When her memory started to fail six years ago, records show her family arranged for Young to add her son Ransom's name to her deed.
Even though Young has also given one of her grandsons power of attorney over her financial affairs, new "quit claim deeds" filed with the Hillsborough County Clerk of Courts Office seem to indicate that both she and her son Ransom gave the house to Young's great-grandson Centanial Colston in May.
The signatures on the new deeds look drastically different from the signatures on the document Young and Peterman signed in 2007.
Peterman said he never signed the quit claim deeds and never met the notary or witnesses named in the document.
Records reveal Colston, a convicted drug dealer who family members say doesn't have a job, sold the home the day after the property was supposedly transferred to him to Tampa real estate guru Kenny Rushing.
Rushing invented a home buying program he calls "House Hustling".
In promotional videos posted on YouTube, Rushing claims to have bought and resold more than a thousand properties.
"I don't even look at the houses before I close on them. I'm that good," Rushing brags in one of his videos.
Rushing is driven by a chauffeur in a Bentley.

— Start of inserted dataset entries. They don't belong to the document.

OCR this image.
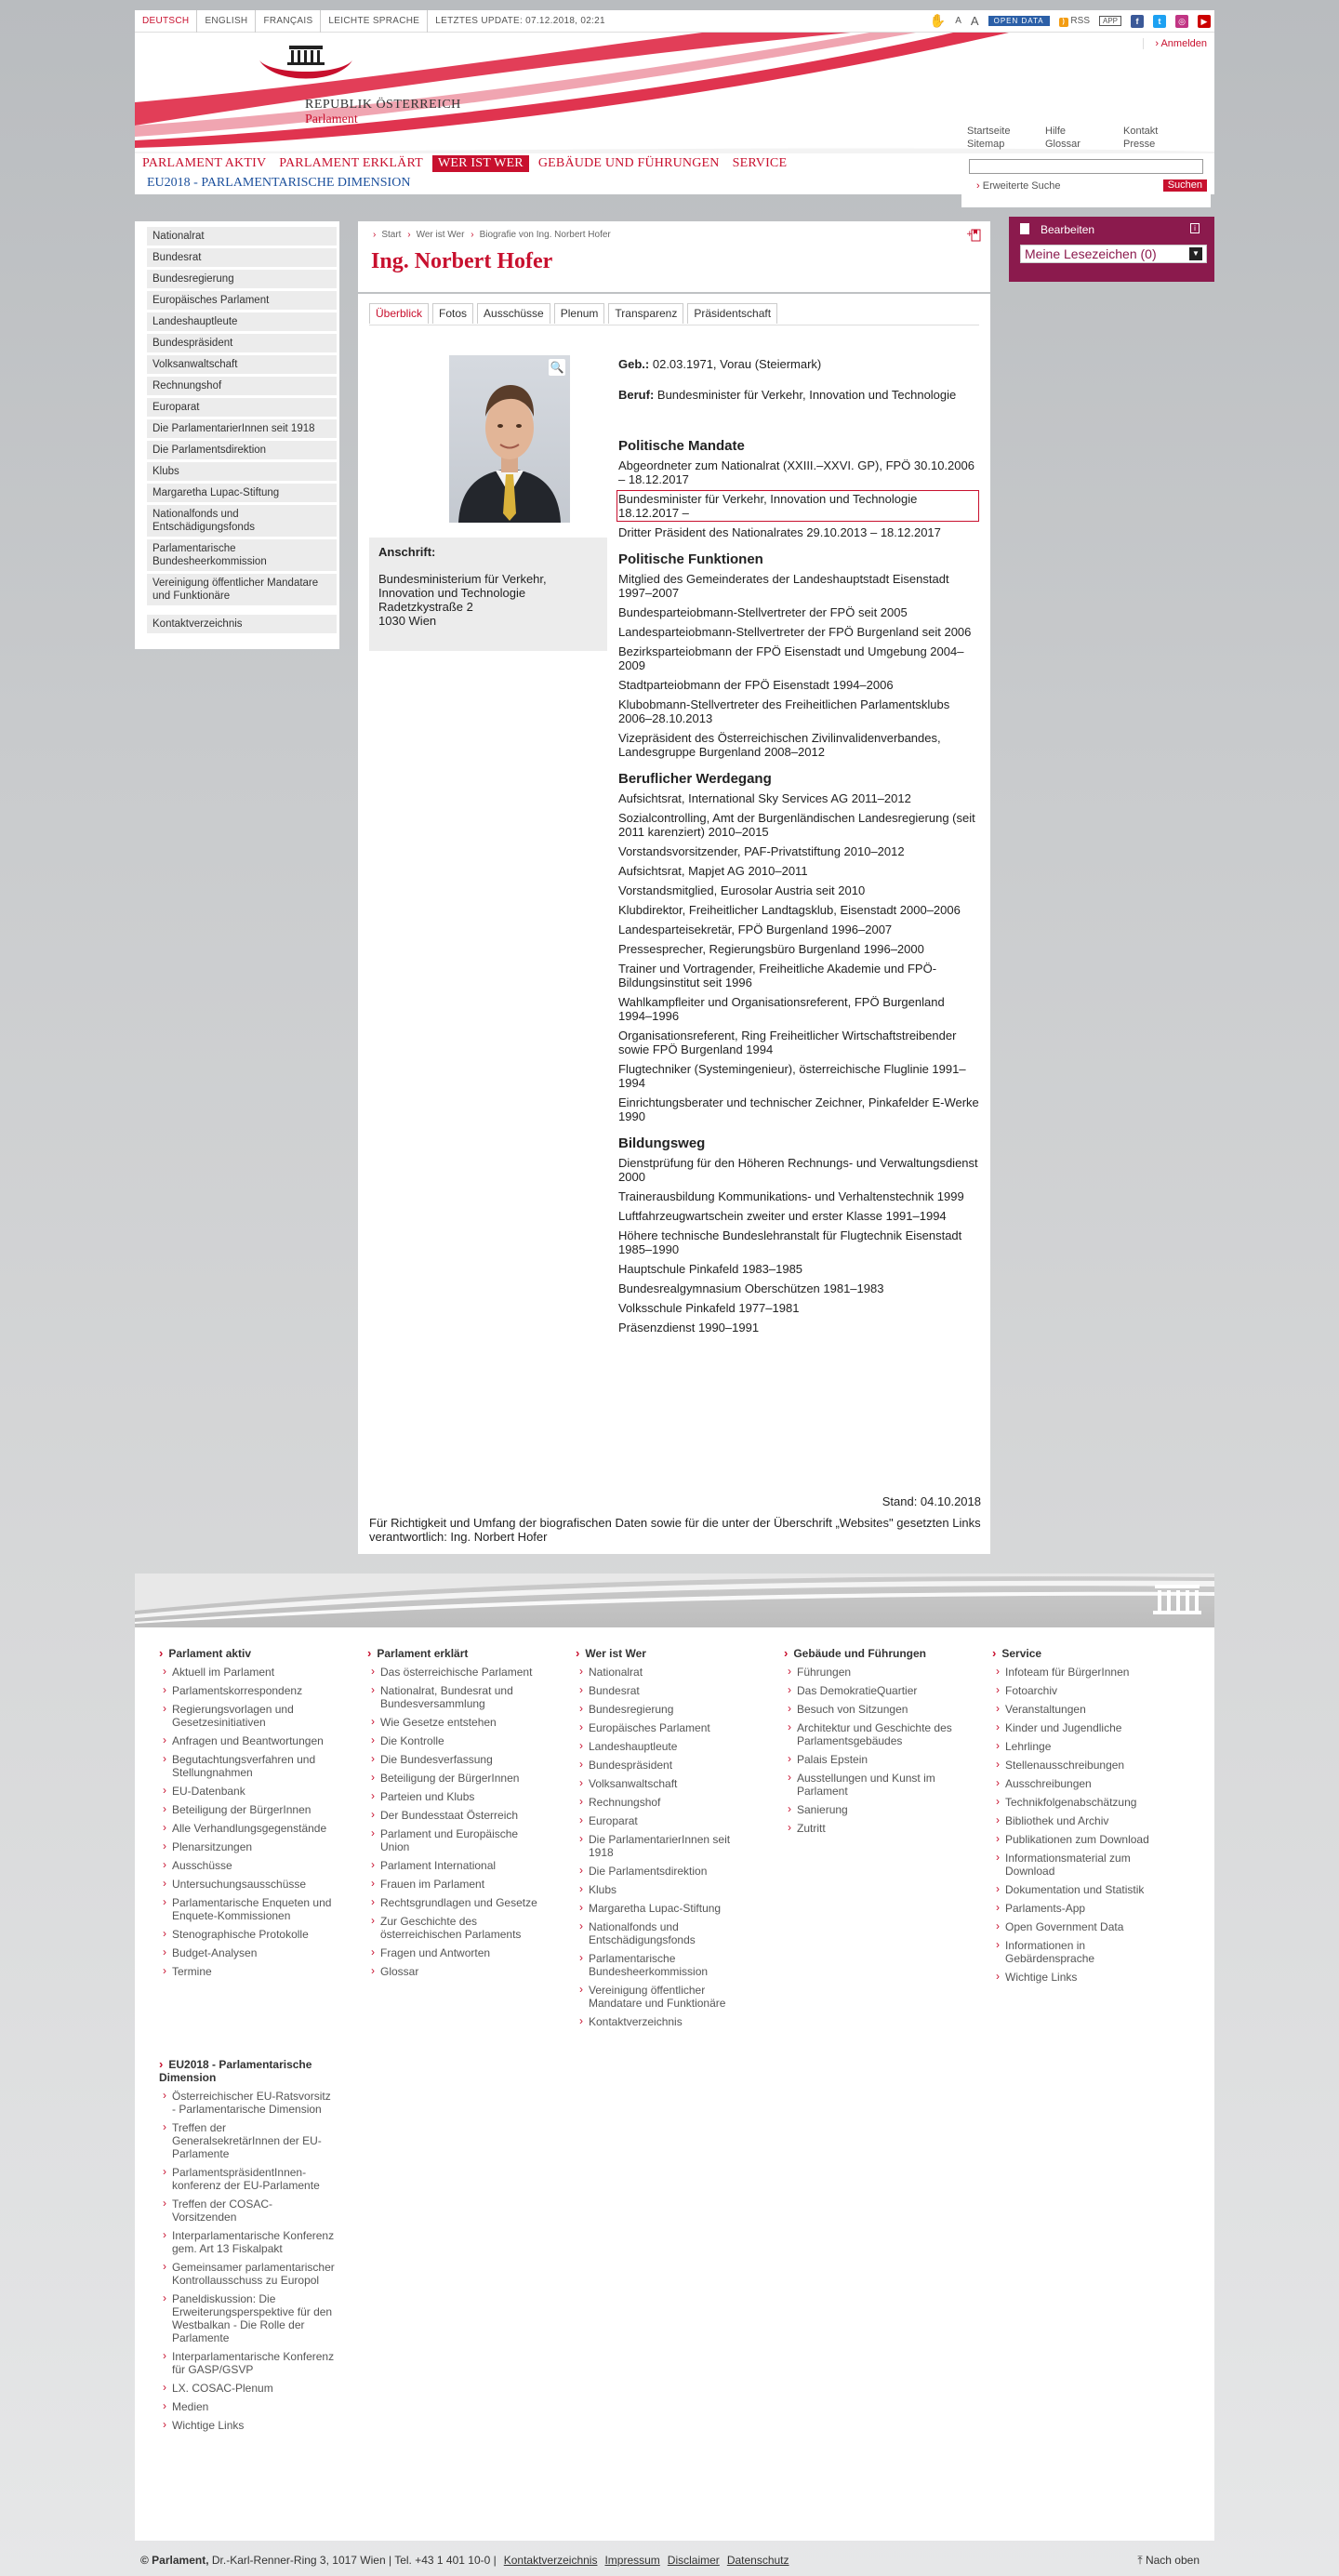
DEUTSCH	ENGLISH	FRANÇAIS	LEICHTE SPRACHE	LETZTES UPDATE: 07.12.2018, 02:21	✋ A A	OPEN DATA	) RSS	APP	f	t	◎	▶
› Anmelden
REPUBLIK ÖSTERREICH
Parlament
Startseite	Hilfe	Kontakt
Sitemap	Glossar	Presse
PARLAMENT AKTIV PARLAMENT ERKLÄRT	WER IST WER	GEBÄUDE UND FÜHRUNGEN SERVICE
EU2018 - PARLAMENTARISCHE DIMENSION	› Erweiterte Suche	Suchen
Nationalrat
Bundesrat
Bundesregierung
Europäisches Parlament
Landeshauptleute
Bundespräsident
Volksanwaltschaft
Rechnungshof
Europarat
Die ParlamentarierInnen seit 1918
Die Parlamentsdirektion
Klubs
Margaretha Lupac-Stiftung
Nationalfonds und Entschädigungsfonds
Parlamentarische Bundesheerkommission
Vereinigung öffentlicher Mandatare und Funktionäre
Kontaktverzeichnis
› Start › Wer ist Wer › Biografie von Ing. Norbert Hofer
Ing. Norbert Hofer
+
Überblick	Fotos	Ausschüsse	Plenum	Transparenz	Präsidentschaft
🔍
Anschrift:
Bundesministerium für Verkehr, Innovation und Technologie
Radetzkystraße 2
1030 Wien
Geb.: 02.03.1971, Vorau (Steiermark)
Beruf: Bundesminister für Verkehr, Innovation und Technologie
Politische Mandate
Abgeordneter zum Nationalrat (XXIII.–XXVI. GP), FPÖ 30.10.2006 – 18.12.2017
Bundesminister für Verkehr, Innovation und Technologie 18.12.2017 –
Dritter Präsident des Nationalrates 29.10.2013 – 18.12.2017
Politische Funktionen
Mitglied des Gemeinderates der Landeshauptstadt Eisenstadt 1997–2007
Bundesparteiobmann-Stellvertreter der FPÖ seit 2005
Landesparteiobmann-Stellvertreter der FPÖ Burgenland seit 2006
Bezirksparteiobmann der FPÖ Eisenstadt und Umgebung 2004–2009
Stadtparteiobmann der FPÖ Eisenstadt 1994–2006
Klubobmann-Stellvertreter des Freiheitlichen Parlamentsklubs 2006–28.10.2013
Vizepräsident des Österreichischen Zivilinvalidenverbandes, Landesgruppe Burgenland 2008–2012
Beruflicher Werdegang
Aufsichtsrat, International Sky Services AG 2011–2012
Sozialcontrolling, Amt der Burgenländischen Landesregierung (seit 2011 karenziert) 2010–2015
Vorstandsvorsitzender, PAF-Privatstiftung 2010–2012
Aufsichtsrat, Mapjet AG 2010–2011
Vorstandsmitglied, Eurosolar Austria seit 2010
Klubdirektor, Freiheitlicher Landtagsklub, Eisenstadt 2000–2006
Landesparteisekretär, FPÖ Burgenland 1996–2007
Pressesprecher, Regierungsbüro Burgenland 1996–2000
Trainer und Vortragender, Freiheitliche Akademie und FPÖ-Bildungsinstitut seit 1996
Wahlkampfleiter und Organisationsreferent, FPÖ Burgenland 1994–1996
Organisationsreferent, Ring Freiheitlicher Wirtschaftstreibender sowie FPÖ Burgenland 1994
Flugtechniker (Systemingenieur), österreichische Fluglinie 1991–1994
Einrichtungsberater und technischer Zeichner, Pinkafelder E-Werke 1990
Bildungsweg
Dienstprüfung für den Höheren Rechnungs- und Verwaltungsdienst 2000
Trainerausbildung Kommunikations- und Verhaltenstechnik 1999
Luftfahrzeugwartschein zweiter und erster Klasse 1991–1994
Höhere technische Bundeslehranstalt für Flugtechnik Eisenstadt 1985–1990
Hauptschule Pinkafeld 1983–1985
Bundesrealgymnasium Oberschützen 1981–1983
Volksschule Pinkafeld 1977–1981
Präsenzdienst 1990–1991
Stand: 04.10.2018
Für Richtigkeit und Umfang der biografischen Daten sowie für die unter der Überschrift „Websites" gesetzten Links verantwortlich: Ing. Norbert Hofer
Bearbeiten	i
Meine Lesezeichen (0)	▼
› Parlament aktiv
› Aktuell im Parlament
› Parlamentskorrespondenz
› Regierungsvorlagen und Gesetzesinitiativen
› Anfragen und Beantwortungen
› Begutachtungsverfahren und Stellungnahmen
› EU-Datenbank
› Beteiligung der BürgerInnen
› Alle Verhandlungsgegenstände
› Plenarsitzungen
› Ausschüsse
› Untersuchungsausschüsse
› Parlamentarische Enqueten und Enquete-Kommissionen
› Stenographische Protokolle
› Budget-Analysen
› Termine
› Parlament erklärt
› Das österreichische Parlament
› Nationalrat, Bundesrat und Bundesversammlung
› Wie Gesetze entstehen
› Die Kontrolle
› Die Bundesverfassung
› Beteiligung der BürgerInnen
› Parteien und Klubs
› Der Bundesstaat Österreich
› Parlament und Europäische Union
› Parlament International
› Frauen im Parlament
› Rechtsgrundlagen und Gesetze
› Zur Geschichte des österreichischen Parlaments
› Fragen und Antworten
› Glossar
› Wer ist Wer
› Nationalrat
› Bundesrat
› Bundesregierung
› Europäisches Parlament
› Landeshauptleute
› Bundespräsident
› Volksanwaltschaft
› Rechnungshof
› Europarat
› Die ParlamentarierInnen seit 1918
› Die Parlamentsdirektion
› Klubs
› Margaretha Lupac-Stiftung
› Nationalfonds und Entschädigungsfonds
› Parlamentarische Bundesheerkommission
› Vereinigung öffentlicher Mandatare und Funktionäre
› Kontaktverzeichnis
› Gebäude und Führungen
› Führungen
› Das DemokratieQuartier
› Besuch von Sitzungen
› Architektur und Geschichte des Parlamentsgebäudes
› Palais Epstein
› Ausstellungen und Kunst im Parlament
› Sanierung
› Zutritt
› Service
› Infoteam für BürgerInnen
› Fotoarchiv
› Veranstaltungen
› Kinder und Jugendliche
› Lehrlinge
› Stellenausschreibungen
› Ausschreibungen
› Technikfolgenabschätzung
› Bibliothek und Archiv
› Publikationen zum Download
› Informationsmaterial zum Download
› Dokumentation und Statistik
› Parlaments-App
› Open Government Data
› Informationen in Gebärdensprache
› Wichtige Links
› EU2018 - Parlamentarische Dimension
› Österreichischer EU-Ratsvorsitz - Parlamentarische Dimension
› Treffen der GeneralsekretärInnen der EU-Parlamente
› ParlamentspräsidentInnen-konferenz der EU-Parlamente
› Treffen der COSAC-Vorsitzenden
› Interparlamentarische Konferenz gem. Art 13 Fiskalpakt
› Gemeinsamer parlamentarischer Kontrollausschuss zu Europol
› Paneldiskussion: Die Erweiterungsperspektive für den Westbalkan - Die Rolle der Parlamente
› Interparlamentarische Konferenz für GASP/GSVP
› LX. COSAC-Plenum
› Medien
› Wichtige Links
© Parlament,
Dr.-Karl-Renner-Ring 3, 1017 Wien | Tel. +43 1 401 10-0 | Kontaktverzeichnis Impressum Disclaimer Datenschutz	⤒ Nach oben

ABC Action News reporter Adam Walser saw him arrive at his office in a Mercedes Benz.
Family members say it wasn't a Benz, but a bus filled with strangers that showed up at Young's house after the sale.

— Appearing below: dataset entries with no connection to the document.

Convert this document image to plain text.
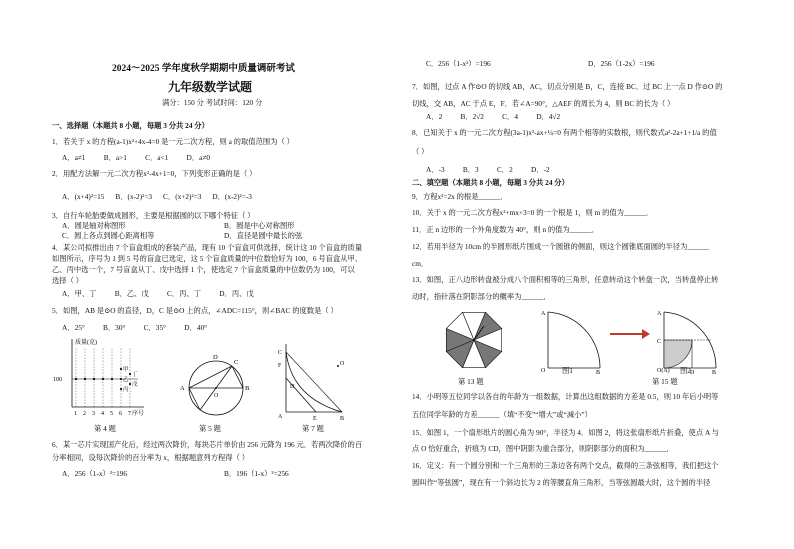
2024～2025 学年度秋学期期中质量调研考试
九年级数学试题
满分：150 分 考试时间：120 分
一、选择题（本题共 8 小题，每题 3 分共 24 分）
1．若关于 x 的方程(a-1)x²+4x-4=0 是一元二次方程，则 a 的取值范围为（ ）
A．a≠1          B．a>1          C．a<1          D．a≠0
2．用配方法解一元二次方程x²-4x+1=0，下列变形正确的是（ ）
A．(x+4)²=15      B．(x-2)²=3      C．(x+2)²=3      D．(x-2)²=-3
3．自行车轮胎要做成圆形，主要是根据圆的以下哪个特征（ ）
A．圆是轴对称图形	B．圆是中心对称图形
C．圆上各点到圆心距离相等	D．直径是圆中最长的弦
4．某公司拟推出由 7 个盲盒组成的套装产品，现有 10 个盲盒可供选择，统计这 10 个盲盒的质量
如图所示，序号为 1 到 5 号的盲盒已选定，这 5 个盲盒质量的中位数恰好为 100，6 号盲盒从甲、
乙、丙中选一个，7 号盲盒从丁、戊中选择 1 个，使选定 7 个盲盒质量的中位数仍为 100，可以
选择（ ）
A．甲、丁          B．乙、戊          C．丙、丁          D．丙、戊
5．如图，AB 是⊙O 的直径，D，C 是⊙O 上的点，∠ADC=115°，则∠BAC 的度数是（ ）
A．25°          B．30°          C．35°          D．40°
100
质量(克)
序号
1 2 3 4 5 6 7
甲
乙
丙
丁
戊
第 4 题
D
A	B
C
O
第 5 题
O
C
F
D
A	E	B
第 7 题
6．某一芯片实现国产化后，经过两次降价，每块芯片单价由 256 元降为 196 元．若两次降价的百
分率相同，设每次降价的百分率为 x，根据题意列方程得（ ）
A．256（1-x）²=196	B．196（1-x）²=256
C．256（1-x²）=196	D．256（1-2x）=196
7．如图，过点 A 作⊙O 的切线 AB，AC，切点分别是 B，C，连接 BC．过 BC 上一点 D 作⊙O 的
切线，交 AB，AC 于点 E，F．若∠A=90°，△AEF 的周长为 4，则 BC 的长为（ ）
A．2          B．2√2          C．4          D．4√2
8．已知关于 x 的一元二次方程(3a-1)x²-ax+¼=0 有两个相等的实数根，则代数式a²-2a+1+1/a 的值
（ ）
A．-3          B．3          C．2          D．-2
二、填空题（本题共 8 小题，每题 3 分共 24 分）
9．方程x²=2x 的根是______．
10．关于 x 的一元二次方程x²+mx+3=0 的一个根是 1，则 m 的值为______．
11．正 n 边形的一个外角度数为 40°，则 n 的值为______．
12．若用半径为 10cm 的半圆形纸片围成一个圆锥的侧面，则这个圆锥底面圆的半径为______
cm．
13．如图，正八边形转盘被分成八个面积相等的三角形，任意转动这个转盘一次，当转盘停止转
动时，指针落在阴影部分的概率为______．
第 13 题
A
O	B
图1
A
C
O(A)	D	B
图2
第 15 题
14．小明等五位同学以各自的年龄为一组数据，计算出这组数据的方差是 0.5，则 10 年后小明等
五位同学年龄的方差______（填“不变”“增大”或“减小”）
15．如图 1，一个扇形纸片的圆心角为 90°，半径为 4．如图 2，将这张扇形纸片折叠，使点 A 与
点 O 恰好重合，折痕为 CD，图中阴影为重合部分，则阴影部分的面积为______．
16．定义：有一个圆分别和一个三角形的三条边各有两个交点，截得的三条弦相等，我们把这个
圆叫作“等弦圆”，现在有一个斜边长为 2 的等腰直角三角形，当等弦圆最大时，这个圆的半径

"People are working in the yard and in and out of the house. And the doors were all opened up," said Greg Peterman, who was driving his grandmother back to her home earlier this summer only to discover it had been sold.

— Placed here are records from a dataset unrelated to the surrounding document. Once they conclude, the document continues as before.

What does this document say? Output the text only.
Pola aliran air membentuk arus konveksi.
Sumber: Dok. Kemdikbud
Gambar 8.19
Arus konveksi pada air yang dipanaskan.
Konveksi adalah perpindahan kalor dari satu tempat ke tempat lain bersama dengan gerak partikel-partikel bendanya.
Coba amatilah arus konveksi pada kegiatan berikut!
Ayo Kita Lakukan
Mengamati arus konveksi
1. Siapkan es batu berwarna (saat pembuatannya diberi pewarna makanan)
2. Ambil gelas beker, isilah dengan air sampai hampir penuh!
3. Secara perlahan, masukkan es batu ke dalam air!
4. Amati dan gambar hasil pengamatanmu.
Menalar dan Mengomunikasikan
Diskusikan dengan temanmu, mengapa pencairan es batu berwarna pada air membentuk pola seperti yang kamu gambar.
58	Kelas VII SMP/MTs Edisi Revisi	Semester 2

Inside, everything had been hauled away.
Grandsons say they confronted Rushing, but they say he told them he bought it fair and square and had no reason to believe it was anything but a legitimate deal.
"It's a hard feeling when I came out here and found all her stuff out here in the garage and on the porch," said Ransom Peterman.
"I can't believe that, because I haven't done nothing to nobody," Young said.
We tried to track down Young's great-grandson Centanial Colston, but he wasn't at his home when we dropped by and he never called us back.
In a text message, he refused to do an interview.
We also tried to talk to the notary who swore she witnessed young and her son sign the deeds, but she failed to return numerous calls.
Rushing didn't want to talk on camera either, but he told the I-Team that he is the real victim.
Family members say Rushing only paid $3,000 for the home so far, since Colston couldn't get his grandfather and great grandmother to sign documents at the closing.
"To me, he not only is aware of the situation, but he actually is taking advantage of a bad situation by making it worse," said Ransom Peterman, Jr., Young's grandson.
Meanwhile, the Hillsborough County Sheriff's Office is investigating.
The people who long lived in the house remain locked out.
"This house belonged to me. Why would anybody take my house?" said Young.
Rushing says that if investigators determine fraud occurred, he will deed the house back over to Young.
He says he will also sue the party or parties responsible for selling him the property, so he can get his money back.